Updated: Jan 6
Many games want the modern cinematic sound of strings, brass and epic percussion to come to life, however most of the orchestral libraries are several hundred dollars so are out of reach to many before they start making an income from music.
A couple of years back I picked up Audio Imperia's Nucleus lite for $99 and was blown away with it's sound. Couple this cheap library with ProjectSAM's Free Orchestra and you have all you need to blow away your first few clients. Another benefit of this set up is that there are not many options for articulations (as they are mostly just sustained notes and short samples). This really helped me hone in on my skills without getting distracted by having too much choice. And the great thing was, as soon as I was writing great tracks with this combo, I could upgrade to the full version of Nucleus with the price I paid for Lite deducted (which was even better on Black Friday!).
So what can you do with $99
I wrote two albums pretty much exclusively with Nucleus and The Free Orchestra along with some of my client work at the time. I did technically have more varied orchestral libraries but they sounded very dated in comparison. Also, as I mentioned, being limited to just a couple of articulations and the ensemble patches meant I could concentrate on the composing rather than complex orchestration.

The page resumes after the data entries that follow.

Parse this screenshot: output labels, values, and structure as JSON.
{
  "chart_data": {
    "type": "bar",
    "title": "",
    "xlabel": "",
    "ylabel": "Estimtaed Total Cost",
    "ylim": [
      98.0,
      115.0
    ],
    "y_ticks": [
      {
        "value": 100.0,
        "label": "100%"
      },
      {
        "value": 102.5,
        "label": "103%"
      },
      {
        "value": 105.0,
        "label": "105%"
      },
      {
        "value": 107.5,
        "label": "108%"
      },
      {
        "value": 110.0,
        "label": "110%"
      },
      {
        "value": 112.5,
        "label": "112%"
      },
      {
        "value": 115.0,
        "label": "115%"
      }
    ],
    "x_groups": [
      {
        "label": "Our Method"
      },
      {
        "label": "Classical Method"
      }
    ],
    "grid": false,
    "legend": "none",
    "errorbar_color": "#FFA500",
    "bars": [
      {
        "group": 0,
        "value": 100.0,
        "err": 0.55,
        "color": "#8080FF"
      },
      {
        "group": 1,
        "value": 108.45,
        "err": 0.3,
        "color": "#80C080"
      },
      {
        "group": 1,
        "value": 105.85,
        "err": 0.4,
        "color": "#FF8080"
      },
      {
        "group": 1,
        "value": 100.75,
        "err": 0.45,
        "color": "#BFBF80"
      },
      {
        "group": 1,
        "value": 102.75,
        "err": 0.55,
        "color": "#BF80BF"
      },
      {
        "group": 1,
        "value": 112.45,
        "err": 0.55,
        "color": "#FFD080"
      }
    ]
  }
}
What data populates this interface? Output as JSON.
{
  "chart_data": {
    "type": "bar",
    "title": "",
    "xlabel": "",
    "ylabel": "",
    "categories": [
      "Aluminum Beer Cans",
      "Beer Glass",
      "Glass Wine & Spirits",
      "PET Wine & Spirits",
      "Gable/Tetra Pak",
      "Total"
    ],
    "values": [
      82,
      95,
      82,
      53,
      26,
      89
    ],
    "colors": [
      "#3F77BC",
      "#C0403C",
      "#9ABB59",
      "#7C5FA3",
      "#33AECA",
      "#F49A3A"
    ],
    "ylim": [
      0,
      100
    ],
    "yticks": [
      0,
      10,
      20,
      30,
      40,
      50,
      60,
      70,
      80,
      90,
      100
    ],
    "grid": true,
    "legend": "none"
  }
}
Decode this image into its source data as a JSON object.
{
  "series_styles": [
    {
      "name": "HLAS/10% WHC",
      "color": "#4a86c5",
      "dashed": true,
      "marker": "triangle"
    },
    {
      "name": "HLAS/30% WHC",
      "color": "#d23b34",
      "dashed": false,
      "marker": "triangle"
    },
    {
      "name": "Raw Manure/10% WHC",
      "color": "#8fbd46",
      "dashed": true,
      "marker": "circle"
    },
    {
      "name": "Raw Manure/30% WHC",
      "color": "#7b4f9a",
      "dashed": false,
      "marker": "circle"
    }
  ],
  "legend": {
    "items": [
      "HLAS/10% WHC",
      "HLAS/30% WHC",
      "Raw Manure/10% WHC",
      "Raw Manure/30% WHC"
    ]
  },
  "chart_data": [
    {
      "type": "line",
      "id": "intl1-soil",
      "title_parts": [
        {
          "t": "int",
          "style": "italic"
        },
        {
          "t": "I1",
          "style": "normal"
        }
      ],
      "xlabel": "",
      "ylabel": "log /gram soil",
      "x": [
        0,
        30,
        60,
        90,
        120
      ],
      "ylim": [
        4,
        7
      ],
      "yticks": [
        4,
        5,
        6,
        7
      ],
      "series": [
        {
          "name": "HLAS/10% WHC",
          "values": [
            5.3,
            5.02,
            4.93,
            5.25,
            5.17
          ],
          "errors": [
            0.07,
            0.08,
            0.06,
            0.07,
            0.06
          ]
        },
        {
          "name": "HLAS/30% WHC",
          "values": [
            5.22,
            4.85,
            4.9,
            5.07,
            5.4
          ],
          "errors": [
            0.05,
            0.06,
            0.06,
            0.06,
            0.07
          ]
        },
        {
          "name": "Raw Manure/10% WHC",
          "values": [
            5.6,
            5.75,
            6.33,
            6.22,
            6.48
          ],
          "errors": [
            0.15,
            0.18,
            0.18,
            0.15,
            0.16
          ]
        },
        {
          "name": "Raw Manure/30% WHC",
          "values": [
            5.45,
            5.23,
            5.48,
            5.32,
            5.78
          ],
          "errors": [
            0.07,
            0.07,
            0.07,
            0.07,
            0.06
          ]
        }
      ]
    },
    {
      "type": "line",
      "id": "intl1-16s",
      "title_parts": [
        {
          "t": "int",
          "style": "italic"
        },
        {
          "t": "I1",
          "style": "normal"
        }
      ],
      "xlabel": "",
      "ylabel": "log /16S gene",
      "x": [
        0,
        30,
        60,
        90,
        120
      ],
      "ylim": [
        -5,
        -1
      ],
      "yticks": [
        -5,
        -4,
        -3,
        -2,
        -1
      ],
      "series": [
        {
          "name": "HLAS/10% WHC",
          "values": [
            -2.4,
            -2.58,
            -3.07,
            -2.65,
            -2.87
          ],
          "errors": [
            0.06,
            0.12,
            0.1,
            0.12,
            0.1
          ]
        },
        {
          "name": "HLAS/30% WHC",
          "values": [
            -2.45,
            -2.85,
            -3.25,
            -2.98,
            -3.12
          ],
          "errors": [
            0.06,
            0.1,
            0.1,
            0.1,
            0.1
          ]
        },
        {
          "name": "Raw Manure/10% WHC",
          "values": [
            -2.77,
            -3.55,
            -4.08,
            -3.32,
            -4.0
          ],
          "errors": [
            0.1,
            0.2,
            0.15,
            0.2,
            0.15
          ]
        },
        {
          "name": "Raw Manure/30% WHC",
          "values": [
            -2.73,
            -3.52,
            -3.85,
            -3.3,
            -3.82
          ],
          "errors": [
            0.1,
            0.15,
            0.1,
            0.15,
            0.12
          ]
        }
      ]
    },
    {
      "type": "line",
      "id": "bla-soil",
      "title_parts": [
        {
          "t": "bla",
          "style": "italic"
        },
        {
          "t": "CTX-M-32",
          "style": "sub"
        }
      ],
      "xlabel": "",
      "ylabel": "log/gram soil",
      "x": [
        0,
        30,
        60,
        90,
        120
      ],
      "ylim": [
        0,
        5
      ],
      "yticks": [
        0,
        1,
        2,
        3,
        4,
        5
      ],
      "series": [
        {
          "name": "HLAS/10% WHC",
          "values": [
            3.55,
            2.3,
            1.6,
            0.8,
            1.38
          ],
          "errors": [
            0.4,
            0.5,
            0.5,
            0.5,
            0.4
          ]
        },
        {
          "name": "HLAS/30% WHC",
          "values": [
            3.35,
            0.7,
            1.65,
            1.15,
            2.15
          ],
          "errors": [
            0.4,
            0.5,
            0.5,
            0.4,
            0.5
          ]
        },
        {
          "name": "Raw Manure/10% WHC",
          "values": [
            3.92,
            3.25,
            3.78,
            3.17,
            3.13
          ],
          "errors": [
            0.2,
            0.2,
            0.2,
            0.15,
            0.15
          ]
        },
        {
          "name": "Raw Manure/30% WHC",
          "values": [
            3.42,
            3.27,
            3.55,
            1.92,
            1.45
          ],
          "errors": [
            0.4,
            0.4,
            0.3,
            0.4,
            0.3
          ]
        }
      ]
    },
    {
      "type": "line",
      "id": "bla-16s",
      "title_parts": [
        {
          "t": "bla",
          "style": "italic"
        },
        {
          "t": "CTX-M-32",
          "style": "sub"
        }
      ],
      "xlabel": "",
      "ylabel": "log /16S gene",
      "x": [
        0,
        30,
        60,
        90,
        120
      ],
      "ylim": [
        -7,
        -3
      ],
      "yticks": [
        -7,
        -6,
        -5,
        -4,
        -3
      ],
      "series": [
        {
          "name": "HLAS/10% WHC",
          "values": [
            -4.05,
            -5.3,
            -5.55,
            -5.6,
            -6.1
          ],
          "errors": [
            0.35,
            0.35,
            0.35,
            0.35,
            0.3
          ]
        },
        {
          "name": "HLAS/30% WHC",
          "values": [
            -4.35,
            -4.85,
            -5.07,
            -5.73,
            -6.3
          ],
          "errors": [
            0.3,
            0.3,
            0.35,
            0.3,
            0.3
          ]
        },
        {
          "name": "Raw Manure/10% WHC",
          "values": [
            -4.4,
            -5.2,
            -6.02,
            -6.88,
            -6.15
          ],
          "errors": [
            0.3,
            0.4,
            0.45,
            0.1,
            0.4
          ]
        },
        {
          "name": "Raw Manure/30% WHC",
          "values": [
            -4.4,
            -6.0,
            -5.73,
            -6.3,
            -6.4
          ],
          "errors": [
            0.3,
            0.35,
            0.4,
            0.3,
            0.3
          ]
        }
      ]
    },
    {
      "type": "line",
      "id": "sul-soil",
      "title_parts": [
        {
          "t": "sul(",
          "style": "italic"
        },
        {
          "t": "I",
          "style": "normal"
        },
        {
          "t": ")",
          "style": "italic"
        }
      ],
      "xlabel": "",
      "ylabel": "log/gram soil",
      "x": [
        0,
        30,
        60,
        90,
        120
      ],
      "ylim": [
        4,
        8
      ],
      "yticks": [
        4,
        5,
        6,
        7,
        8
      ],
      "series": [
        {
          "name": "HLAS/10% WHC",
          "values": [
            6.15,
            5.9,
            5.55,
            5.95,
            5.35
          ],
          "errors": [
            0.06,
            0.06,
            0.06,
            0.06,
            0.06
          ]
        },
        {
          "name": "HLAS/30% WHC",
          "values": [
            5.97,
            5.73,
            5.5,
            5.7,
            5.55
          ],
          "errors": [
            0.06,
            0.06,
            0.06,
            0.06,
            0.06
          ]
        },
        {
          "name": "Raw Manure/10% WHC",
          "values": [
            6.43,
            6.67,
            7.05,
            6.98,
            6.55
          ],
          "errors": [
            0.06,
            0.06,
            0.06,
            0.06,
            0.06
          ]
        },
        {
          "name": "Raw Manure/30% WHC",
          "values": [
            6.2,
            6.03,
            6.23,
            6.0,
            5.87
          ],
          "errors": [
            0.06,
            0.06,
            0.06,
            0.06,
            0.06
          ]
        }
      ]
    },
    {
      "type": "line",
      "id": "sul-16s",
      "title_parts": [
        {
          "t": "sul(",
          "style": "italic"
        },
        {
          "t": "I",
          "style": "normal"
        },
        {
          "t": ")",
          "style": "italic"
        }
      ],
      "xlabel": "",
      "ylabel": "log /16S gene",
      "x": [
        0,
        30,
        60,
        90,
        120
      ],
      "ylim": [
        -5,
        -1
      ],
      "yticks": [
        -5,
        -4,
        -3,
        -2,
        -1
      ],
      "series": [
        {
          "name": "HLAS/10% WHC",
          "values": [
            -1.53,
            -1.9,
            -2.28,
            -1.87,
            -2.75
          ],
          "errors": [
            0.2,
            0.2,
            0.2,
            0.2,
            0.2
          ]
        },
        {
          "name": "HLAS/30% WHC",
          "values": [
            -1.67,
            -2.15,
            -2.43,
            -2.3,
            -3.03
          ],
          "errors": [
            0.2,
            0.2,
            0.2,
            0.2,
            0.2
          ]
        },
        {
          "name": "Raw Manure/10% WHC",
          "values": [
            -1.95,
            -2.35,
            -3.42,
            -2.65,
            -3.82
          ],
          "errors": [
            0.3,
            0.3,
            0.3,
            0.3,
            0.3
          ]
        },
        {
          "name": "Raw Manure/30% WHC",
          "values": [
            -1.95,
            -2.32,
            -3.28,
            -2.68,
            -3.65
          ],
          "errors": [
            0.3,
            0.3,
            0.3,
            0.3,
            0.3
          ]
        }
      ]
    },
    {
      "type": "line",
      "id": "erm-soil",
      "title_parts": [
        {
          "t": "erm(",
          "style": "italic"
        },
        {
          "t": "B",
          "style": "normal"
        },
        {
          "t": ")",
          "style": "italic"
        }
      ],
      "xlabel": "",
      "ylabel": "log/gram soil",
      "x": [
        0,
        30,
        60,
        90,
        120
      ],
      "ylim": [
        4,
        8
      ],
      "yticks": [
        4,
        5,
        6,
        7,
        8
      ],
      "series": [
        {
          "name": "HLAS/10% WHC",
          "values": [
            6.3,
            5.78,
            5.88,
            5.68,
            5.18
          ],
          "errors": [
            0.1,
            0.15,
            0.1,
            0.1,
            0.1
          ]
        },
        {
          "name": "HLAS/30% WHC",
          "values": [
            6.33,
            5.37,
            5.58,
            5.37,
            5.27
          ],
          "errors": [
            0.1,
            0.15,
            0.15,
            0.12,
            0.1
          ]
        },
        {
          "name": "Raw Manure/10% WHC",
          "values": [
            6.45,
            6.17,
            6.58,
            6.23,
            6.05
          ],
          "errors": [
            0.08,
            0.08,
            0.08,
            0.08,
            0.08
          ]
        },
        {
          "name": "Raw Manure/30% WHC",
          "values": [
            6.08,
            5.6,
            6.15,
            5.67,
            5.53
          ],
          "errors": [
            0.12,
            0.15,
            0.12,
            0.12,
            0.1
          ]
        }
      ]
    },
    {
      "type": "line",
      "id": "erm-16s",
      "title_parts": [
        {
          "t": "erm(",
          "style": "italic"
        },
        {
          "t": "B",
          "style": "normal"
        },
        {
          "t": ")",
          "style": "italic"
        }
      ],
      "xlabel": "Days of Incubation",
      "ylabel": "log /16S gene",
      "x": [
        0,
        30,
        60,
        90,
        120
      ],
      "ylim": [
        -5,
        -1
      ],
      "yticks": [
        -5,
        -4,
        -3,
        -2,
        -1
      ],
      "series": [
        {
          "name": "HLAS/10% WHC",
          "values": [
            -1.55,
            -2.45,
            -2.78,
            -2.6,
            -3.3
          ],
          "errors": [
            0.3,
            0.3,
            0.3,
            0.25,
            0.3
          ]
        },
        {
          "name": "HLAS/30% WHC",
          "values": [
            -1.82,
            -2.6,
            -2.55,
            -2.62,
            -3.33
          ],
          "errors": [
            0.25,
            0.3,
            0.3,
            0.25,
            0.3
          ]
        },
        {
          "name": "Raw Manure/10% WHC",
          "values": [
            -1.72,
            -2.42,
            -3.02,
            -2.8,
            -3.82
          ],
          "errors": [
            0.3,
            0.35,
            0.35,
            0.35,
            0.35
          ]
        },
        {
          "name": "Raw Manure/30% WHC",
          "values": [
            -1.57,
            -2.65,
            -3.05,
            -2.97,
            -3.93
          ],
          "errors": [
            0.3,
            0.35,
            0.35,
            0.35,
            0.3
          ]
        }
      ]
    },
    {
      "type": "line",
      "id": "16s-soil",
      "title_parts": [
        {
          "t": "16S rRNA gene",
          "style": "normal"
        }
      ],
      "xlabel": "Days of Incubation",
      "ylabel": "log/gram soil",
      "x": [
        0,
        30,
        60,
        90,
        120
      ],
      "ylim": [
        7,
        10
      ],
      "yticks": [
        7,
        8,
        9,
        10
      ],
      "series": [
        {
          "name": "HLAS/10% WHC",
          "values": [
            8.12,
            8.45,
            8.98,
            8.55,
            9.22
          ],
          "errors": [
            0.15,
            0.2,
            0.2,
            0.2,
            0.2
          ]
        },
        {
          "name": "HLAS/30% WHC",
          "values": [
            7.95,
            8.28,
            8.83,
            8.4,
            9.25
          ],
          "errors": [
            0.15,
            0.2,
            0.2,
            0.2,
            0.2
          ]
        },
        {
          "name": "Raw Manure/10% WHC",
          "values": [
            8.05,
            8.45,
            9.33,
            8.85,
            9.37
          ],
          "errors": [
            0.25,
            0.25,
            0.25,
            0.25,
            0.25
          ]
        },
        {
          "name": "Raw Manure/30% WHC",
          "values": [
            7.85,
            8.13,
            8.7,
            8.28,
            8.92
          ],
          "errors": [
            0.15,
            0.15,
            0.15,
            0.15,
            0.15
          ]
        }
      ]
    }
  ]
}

Some things are definitely better demonstrated so here is a video on a piece I made using this combination:
Get Good before moving on
Even if you have lots of money to invest in virtual instruments, make sure you can compose and produce consistantly good music with this set up before upgrading or adding additional libraries from other companies. I would say at least write an album's worth this way, before investing in new ones.
I will make a post on my experience with various libraries in the future but you can't go wrong with products by Orchestra Tools, Audio Imperia, EastWest and ProjectSAM. Spitfire Audio are highly regarded as are VSL and Cinesound, but my experience with these are a bit limited. There are many others too so I recommend adding to the basic setup methodically when you know what it is you need next.
Is there a free alternative
Unfortunately The Free Orchestra doesn't have enough to be a standalone product by itself. However, if you want to learn to orchestrate all the instruments then BBC Discovery is, in my opinion, your best bet (at the time of writing it's still free if you fill out a survey). This is going to be harder to learn than having ensemble patches but it sounds great and you can't argue with the price. I believe there are some other free projects, but have not personally tried any so I'd be interested to hear of your experiences if you have used any.
And that's a wrap for today. Keep composing and getting better every day.